Этот день с самого утра своей рутиной ничем не отличался всех предыдущих, всё шло по плану, в результате короткого разговора с шефом я понял, что мой предыдущий материал удачно прошёл редакторские ножницы и претензий к нему нет. Этот рабочий день в редакции я начал с критического изучения записей в моём ежедневнике на смартфоне, среди немногочисленных записей  ничего не было срочного и можно работать в штатном режиме. После недолгих размышлений я решил, что лучше всего будет приступить к следующему материалу (статье) и спокойно подготовиться к сдаче её в номер, и постараться избежать нервозности редакционной суеты и аврала вокруг горящих сроков. Мне нравилась мысль, что у меня есть достаточный задел времени до следующей сдачи материала в номер и можно было спокойно оттачивать формулировки и довести статью до совершенства. В моих планах была написать рецензию на одну из театральных премьер сезона.
Утром, с хорошим настроением я энергично приступил писать статью, я видел материал, и в моей голове была полная ясность, что и как должно быть написано. Мои мысли были выстроены в логическую цепочку, я собирался их упаковать по классической схеме газетной рецензии. В спокойной, рабочей обстановке её текст должен быть сформирован к концу дня и после этого можно было неторопливо можно полировать его и довести его до совершенства.
Я написал первые пять строк вступления, которые заполнили первый абзац, и можно было сосредоточиться на раскрытия главной темы. К ней я собирался приплюсовать немного аналитики, за тем изящно подвести всё к выводам, и завершить день в процессе редактирования текста до требуемого объема. Вопреки всей этой  ясности и моему искреннему желанию всё шло не так хотелось, и проверенная временем технология написания никак не хотела работать. Первые пять строк абзаца вступления, ужасали шаблонно-топорными фразами и оборотами, всё в нем было криво, косо, написано очень скудным языком, который я находил не приемлемым для рецензии на событие театрального сезона.

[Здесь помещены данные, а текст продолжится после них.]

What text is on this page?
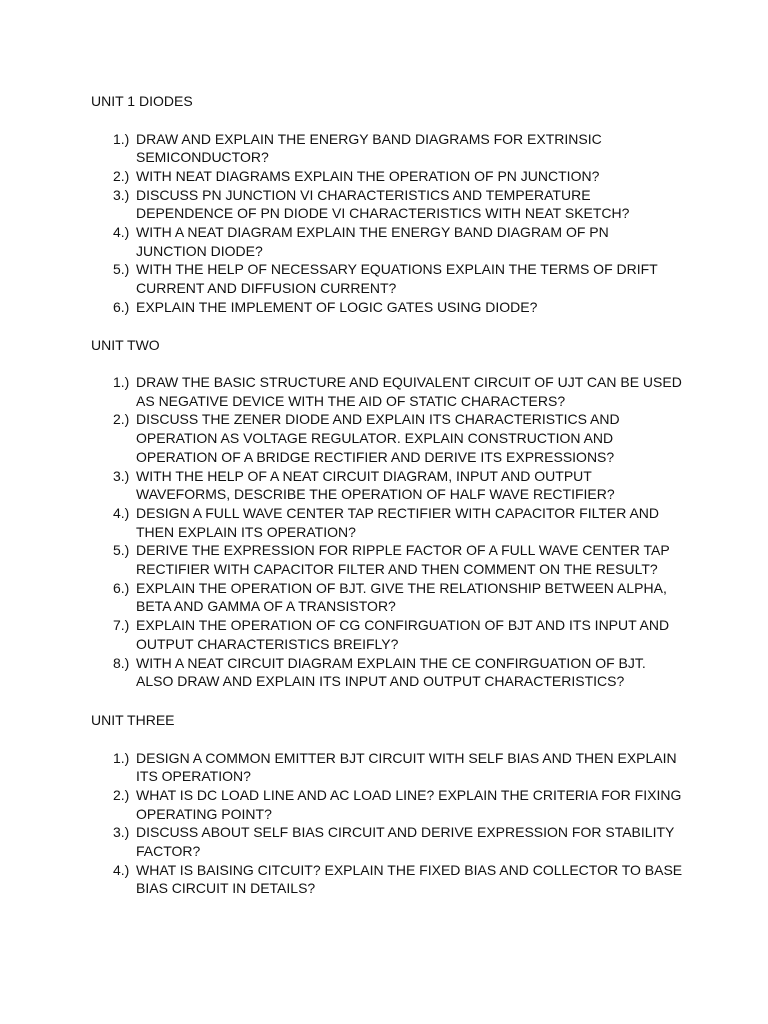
UNIT 1 DIODES
1.) DRAW AND EXPLAIN THE ENERGY BAND DIAGRAMS FOR EXTRINSIC
SEMICONDUCTOR?
2.) WITH NEAT DIAGRAMS EXPLAIN THE OPERATION OF PN JUNCTION?
3.) DISCUSS PN JUNCTION VI CHARACTERISTICS AND TEMPERATURE
DEPENDENCE OF PN DIODE VI CHARACTERISTICS WITH NEAT SKETCH?
4.) WITH A NEAT DIAGRAM EXPLAIN THE ENERGY BAND DIAGRAM OF PN
JUNCTION DIODE?
5.) WITH THE HELP OF NECESSARY EQUATIONS EXPLAIN THE TERMS OF DRIFT
CURRENT AND DIFFUSION CURRENT?
6.) EXPLAIN THE IMPLEMENT OF LOGIC GATES USING DIODE?
UNIT TWO
1.) DRAW THE BASIC STRUCTURE AND EQUIVALENT CIRCUIT OF UJT CAN BE USED
AS NEGATIVE DEVICE WITH THE AID OF STATIC CHARACTERS?
2.) DISCUSS THE ZENER DIODE AND EXPLAIN ITS CHARACTERISTICS AND
OPERATION AS VOLTAGE REGULATOR. EXPLAIN CONSTRUCTION AND
OPERATION OF A BRIDGE RECTIFIER AND DERIVE ITS EXPRESSIONS?
3.) WITH THE HELP OF A NEAT CIRCUIT DIAGRAM, INPUT AND OUTPUT
WAVEFORMS, DESCRIBE THE OPERATION OF HALF WAVE RECTIFIER?
4.) DESIGN A FULL WAVE CENTER TAP RECTIFIER WITH CAPACITOR FILTER AND
THEN EXPLAIN ITS OPERATION?
5.) DERIVE THE EXPRESSION FOR RIPPLE FACTOR OF A FULL WAVE CENTER TAP
RECTIFIER WITH CAPACITOR FILTER AND THEN COMMENT ON THE RESULT?
6.) EXPLAIN THE OPERATION OF BJT. GIVE THE RELATIONSHIP BETWEEN ALPHA,
BETA AND GAMMA OF A TRANSISTOR?
7.) EXPLAIN THE OPERATION OF CG CONFIRGUATION OF BJT AND ITS INPUT AND
OUTPUT CHARACTERISTICS BREIFLY?
8.) WITH A NEAT CIRCUIT DIAGRAM EXPLAIN THE CE CONFIRGUATION OF BJT.
ALSO DRAW AND EXPLAIN ITS INPUT AND OUTPUT CHARACTERISTICS?
UNIT THREE
1.) DESIGN A COMMON EMITTER BJT CIRCUIT WITH SELF BIAS AND THEN EXPLAIN
ITS OPERATION?
2.) WHAT IS DC LOAD LINE AND AC LOAD LINE? EXPLAIN THE CRITERIA FOR FIXING
OPERATING POINT?
3.) DISCUSS ABOUT SELF BIAS CIRCUIT AND DERIVE EXPRESSION FOR STABILITY
FACTOR?
4.) WHAT IS BAISING CITCUIT? EXPLAIN THE FIXED BIAS AND COLLECTOR TO BASE
BIAS CIRCUIT IN DETAILS?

После нескольких неудачных попыток написать что-то вразумительное, я устало откинулся на спинку стула для короткого тайм аута. День подошел к концу, часы на смартфоне показывали 18.45, в редакции уже никого не было, я сидел пустой комнате. Я мог собраться и уйти, закончить текст дома, но брать домой работу желание не было. Я не любил застревать на работе вечером и оставался там только в случаях когда ситуация того требовала и в основном это были авральные моменты, которые были регулярными, но не частыми.
Больших планов на вечер у меня не было, но утром я решил, что после работы можно провести приятный вечер в театре у друзей и разузнать о проектах и грядущих премьерах и событиях. В театральном мире все новости сначала обсуждались за чашкой кофе, а потом они обретали форму реального события или проекта и финалом этой цепочки были анонсы. В крайнем случае, можно было забить на всё и провести ленивый вечер за просмотром нового сериала, который был в топе внимания. Времени для просмотра рейтинговые сериалов и фильмов у меня никогда не хватало, я пытался игнорировать эти тренды времени, но эти имена были в топе досужего обсуждения в постах в ФБ и ВК, мне нужно было наверстывать и попробовать следовать темам тусовочной болтовни.
Всё это было в моих мечтах или где-то в другой жизни, при благополучном расположении звёзд, но в этот день звезды сменили свою милость и отвернулись от меня и у них были другие планы на мой день. Мой рюкзачок лежал у стола и ждал момента, когда он окажется на моём плече, и мы с ним растворимся в разноликой толпе большого города. Сегодня всё было иначе, я сидел в безлюдной редакции, за рабочим ноутбуком и всматривался в пять унылых строчек абзаца.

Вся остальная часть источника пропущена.